A key element for the proposed study is the development of an advanced DVB-RCS/DVB-S system emulator


The project is structured as follows:

  • QoS Architecture Refinement In this phase, the Diffserv architecture of both the teminal and Hub side is specified in detail based on current practices and a thorough documentation review.

  • Detailed Specification Using as input the previous analysis, the required Test Bed (including traffic generation tools and emulator) is specified and designed. In parallel, a Characterisation Test Plan is produced, specifying the tests to be performed using the Test Bed.

  • Platform Implementation

  • Test Campaign and Analysis Tests are performed using the developed Test Bed. Measurements are analysed in order to derive useful conclusions.

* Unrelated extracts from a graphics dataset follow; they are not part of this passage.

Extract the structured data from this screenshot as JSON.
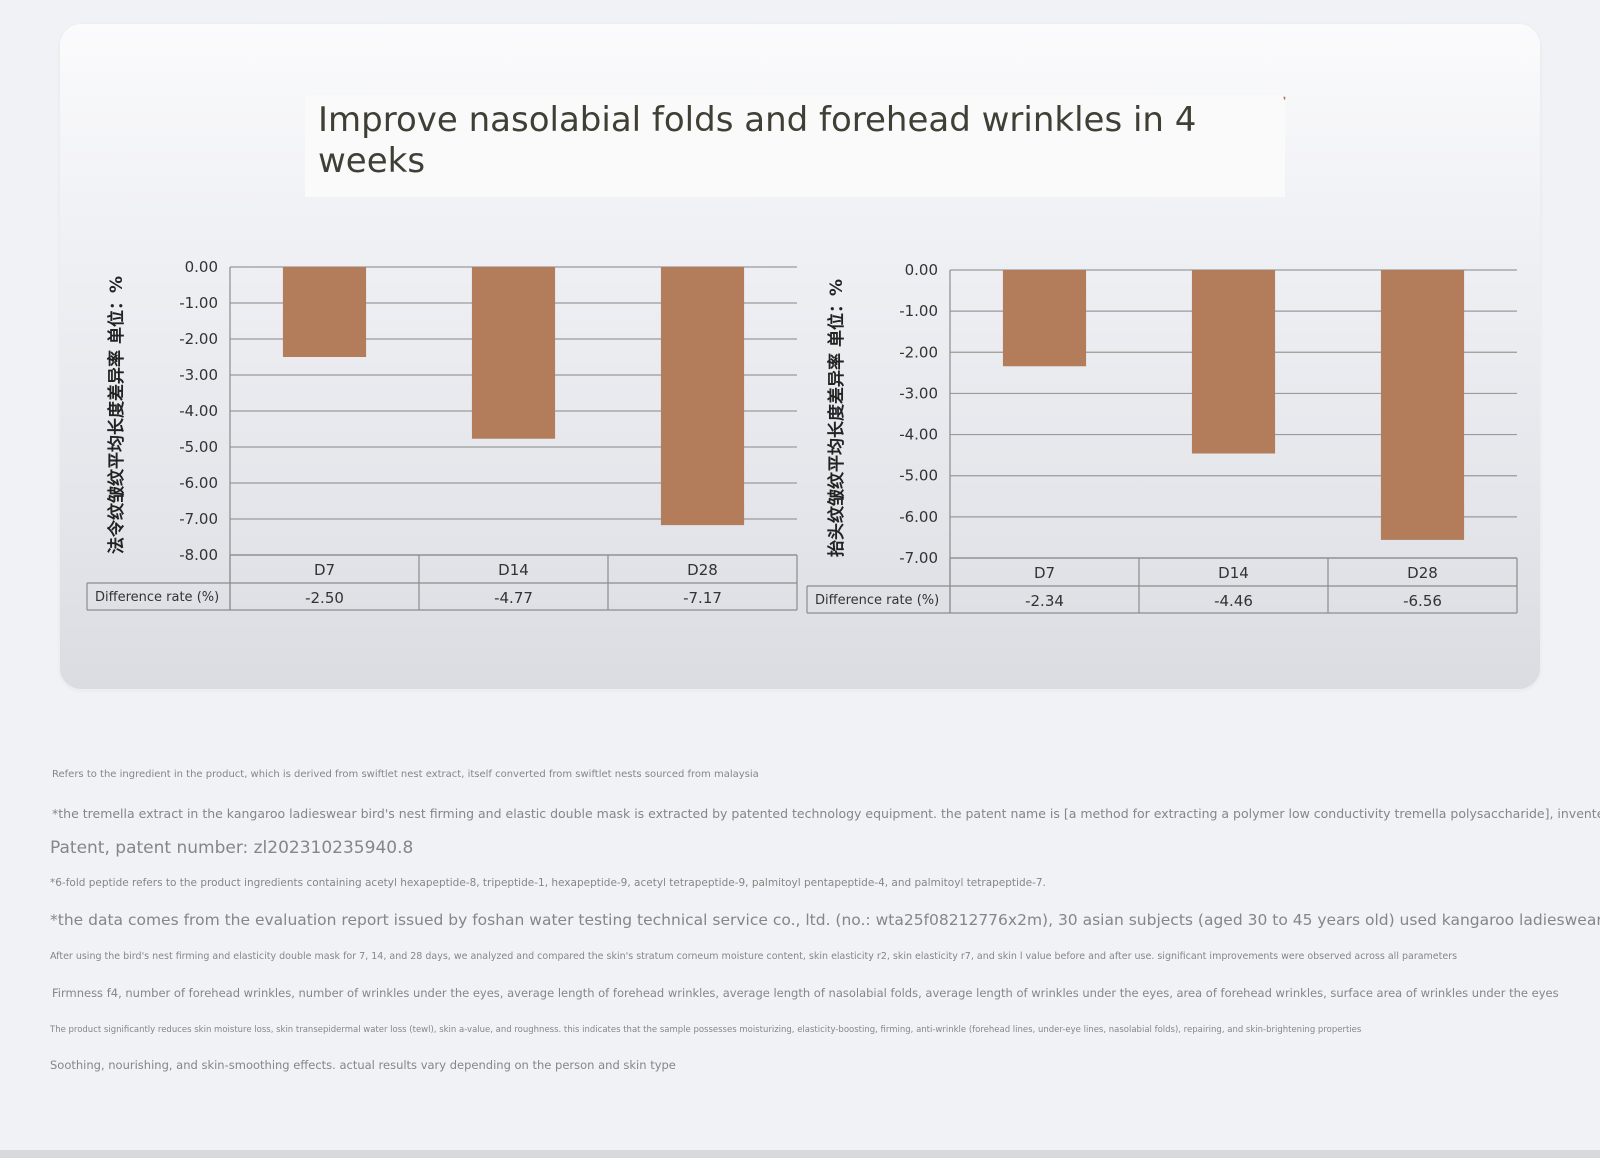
{
  "title": "Improve nasolabial folds and forehead wrinkles in 4 weeks",
  "colors": {
    "bar": "#b37c5a",
    "grid": "#9a9a9a",
    "table_line": "#8c8c8c",
    "text": "#333333"
  },
  "chart_data": [
    {
      "type": "bar",
      "title": "",
      "ylabel": "法令纹皱纹平均长度差异率 单位：%",
      "xlabel": "",
      "categories": [
        "D7",
        "D14",
        "D28"
      ],
      "values": [
        -2.5,
        -4.77,
        -7.17
      ],
      "value_labels": [
        "-2.50",
        "-4.77",
        "-7.17"
      ],
      "ylim": [
        -8.0,
        0.0
      ],
      "yticks": [
        "0.00",
        "-1.00",
        "-2.00",
        "-3.00",
        "-4.00",
        "-5.00",
        "-6.00",
        "-7.00",
        "-8.00"
      ],
      "grid": true,
      "table_row_label": "Difference rate (%)"
    },
    {
      "type": "bar",
      "title": "",
      "ylabel": "抬头纹皱纹平均长度差异率 单位：%",
      "xlabel": "",
      "categories": [
        "D7",
        "D14",
        "D28"
      ],
      "values": [
        -2.34,
        -4.46,
        -6.56
      ],
      "value_labels": [
        "-2.34",
        "-4.46",
        "-6.56"
      ],
      "ylim": [
        -7.0,
        0.0
      ],
      "yticks": [
        "0.00",
        "-1.00",
        "-2.00",
        "-3.00",
        "-4.00",
        "-5.00",
        "-6.00",
        "-7.00"
      ],
      "grid": true,
      "table_row_label": "Difference rate (%)"
    }
  ],
  "footnotes": [
    "Refers to the ingredient in the product, which is derived from swiftlet nest extract, itself converted from swiftlet nests sourced from malaysia",
    "*the tremella extract in the kangaroo ladieswear bird's nest firming and elastic double mask is extracted by patented technology equipment. the patent name is [a method for extracting a polymer low conductivity tremella polysaccharide], invented in china",
    "Patent, patent number: zl202310235940.8",
    "*6-fold peptide refers to the product ingredients containing acetyl hexapeptide-8, tripeptide-1, hexapeptide-9, acetyl tetrapeptide-9, palmitoyl pentapeptide-4, and palmitoyl tetrapeptide-7.",
    "*the data comes from the evaluation report issued by foshan water testing technical service co., ltd. (no.: wta25f08212776x2m), 30 asian subjects (aged 30 to 45 years old) used kangaroo ladieswear",
    "After using the bird's nest firming and elasticity double mask for 7, 14, and 28 days, we analyzed and compared the skin's stratum corneum moisture content, skin elasticity r2, skin elasticity r7, and skin l value before and after use. significant improvements were observed across all parameters",
    "Firmness f4, number of forehead wrinkles, number of wrinkles under the eyes, average length of forehead wrinkles, average length of nasolabial folds, average length of wrinkles under the eyes, area of forehead wrinkles, surface area of wrinkles under the eyes",
    "The product significantly reduces skin moisture loss, skin transepidermal water loss (tewl), skin a-value, and roughness. this indicates that the sample possesses moisturizing, elasticity-boosting, firming, anti-wrinkle (forehead lines, under-eye lines, nasolabial folds), repairing, and skin-brightening properties",
    "Soothing, nourishing, and skin-smoothing effects. actual results vary depending on the person and skin type"
  ]
}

  • Dissemination Results shall be presented in the relevant forums.
Current status

After an extensive test campaign and critical results analysis, the project has now reached its final stage, which includes results presentation and dissemination at relevant forums. In compliance with its initial objectives, project results show performance of a representative DVB-RCS system with DiffServ support for different PHBs, under a broad set of load conditions and with different user traffic patterns. Besides of analysing DAMA impact on QoS from a more qualitative point of view, it provides quantitative QoS and resource utilization efficiency measurements for different test conditions and even for real applications.